WARNINGS REGARDING FORWARD LOOKING
STATEMENTS
THIS PRESS RELEASE CONTAINS FORWARD LOOKING STATEMENTS WITHIN
THE MEANING OF THE PRIVATE SECURITIES LITIGATION REFORM ACT OF 1995
AND OTHER FEDERAL SECURITIES LAWS. THESE FORWARD LOOKING STATEMENTS
ARE BASED UPON RIF’S AND RAP’S PRESENT BELIEFS AND EXPECTATIONS,
BUT THEY ARE NOT GUARANTEED TO OCCUR AND MAY NOT OCCUR FOR NUMEROUS
REASONS, SOME OF WHICH ARE BEYOND RIF’S AND RAP’S CONTROL. FOR
EXAMPLE:
- THIS PRESS RELEASE REPORTS THE
PRELIMINARY TABULATIONS OF VOTES OF SHAREHOLDERS AND IMPLIES THAT
THE FINAL RESULTS OF THE TABULATIONS OF VOTES MAY BE THE SAME. IN
FACT, THE PRELIMINARY TABULATIONS ARE SUBJECT TO FINAL COUNTINGS OF
VOTES AND VERIFICATIONS THEREOF BY THE APPOINTED INSPECTOR OF
ELECTIONS. THE FINAL VOTES MAY BE DIFFERENT FROM THE RESULTS
IMPLIED BY THE PRELIMINARY TABULATIONS.
- THIS PRESS RELEASE STATES THAT RIF
AND RAP MAY BE REORGANIZED. IN FACT, THIS REORGANIZATION MAY NOT
OCCUR FOR VARIOUS REASONS INCLUDING: (I) BECAUSE OF CHANGED
CIRCUMSTANCES, THE FUNDS' BOARDS, OR CERTAIN OF THEM, MAY DECIDE
NOT TO PROCEED WITH THIS REORGANIZATION; OR (II) THE CONDITIONS SET
FORTH IN THE AGREEMENT AND PLAN OF REORGANIZATION MAY NOT BE
MET.
- THIS PRESS RELEASE STATES THAT THE
FINAL CASH DISTRIBUTION, IF ANY, TO BE PAID TO RIF COMMON
SHAREHOLDERS WILL BE THE ESTIMATED FEDERAL INVESTMENT COMPANY
TAXABLE INCOME AND NET CAPITAL GAINS IN RIF. RIF HAS RECEIVED
DISTRIBUTIONS FROM INVESTMENTS IN REITS. BECAUSE THE
CHARACTERIZATION AS ORDINARY INCOME, CAPITAL GAINS OR RETURN OF
CAPITAL OF THE DISTRIBUTIONS WHICH RIF RECEIVES FROM THESE
INVESTMENTS IS GENERALLY NOT KNOWN BY RIF UNTIL AFTER EACH CALENDAR
YEAR END, IT IS EXPECTED THAT SOME PORTION OF THE DISTRIBUTION
DECLARED BY RIF MAY BE SIMILARLY CHARACTERIZED FOR FEDERAL INCOME
TAX PURPOSES SUBSEQUENT TO THIS YEAR END. ACCORDINGLY, SOME PART OF
ANY AMOUNTS DISTRIBUTED MAY BE CLASSIFIED AS A RETURN OF
CAPITAL.
- THIS PRESS RELEASE STATES THAT RAP HAS
COMMENCED A SELF TENDER OFFER FOR UP TO 20% OF ITS OUTSTANDING
SHARES AT A PRICE EQUAL TO RAP’S NAV PER SHARE. THIS STATEMENT
IMPLIES THAT RAP SHAREHOLDERS WHO DO NOT WISH TO REMAIN RAP
SHAREHOLDERS AFTER RIF IS MERGED INTO RAP AND RAP CHANGES ITS
INVESTMENT OBJECTIVES OR WHO WISH TO SELL THEIR RAP SHARES AT NAV
FOR OTHER REASONS MAY BE ABLE TO SELL THEIR RAP SHARES AT NAV.

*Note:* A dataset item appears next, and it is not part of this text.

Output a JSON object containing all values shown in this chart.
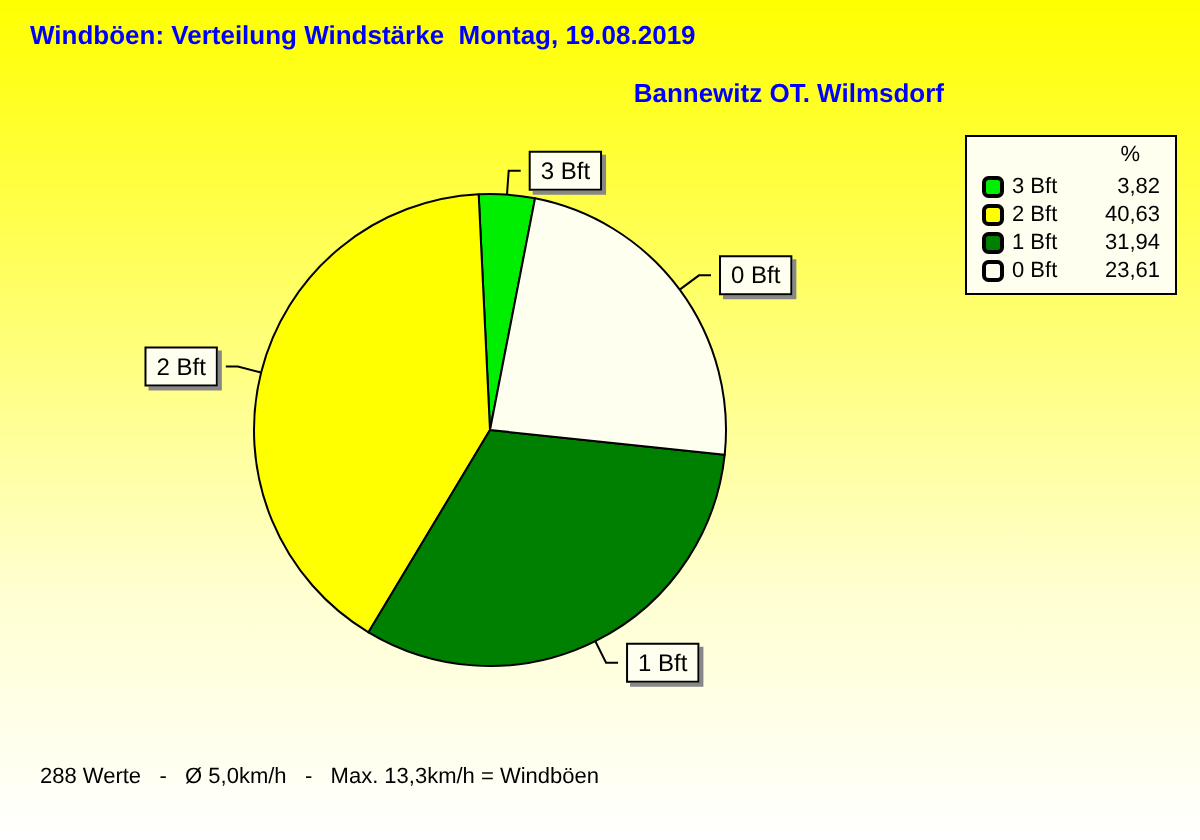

HOWEVER, IF RAP SHAREHOLDERS WHO OWN MORE THAN 20% OF RAP’S SHARES
ELECT TO TENDER THEIR SHARES, ONLY A PRO RATA AMOUNT OF THE
TENDERED SHARES FROM EACH SHAREHOLDER WILL BE PURCHASED.
ACCORDINGLY, THERE CAN BE NO ASSURANCE THAT SHAREHOLDERS OF RAP
WILL BE ABLE TO SELL ALL OF THEIR RAP SHARES AT RAP’S NAV PER
SHARE.
FOR THESE AND OTHER REASONS, INVESTORS SHOULD NOT PLACE UNDUE
RELIANCE UPON FORWARD LOOKING STATEMENTS.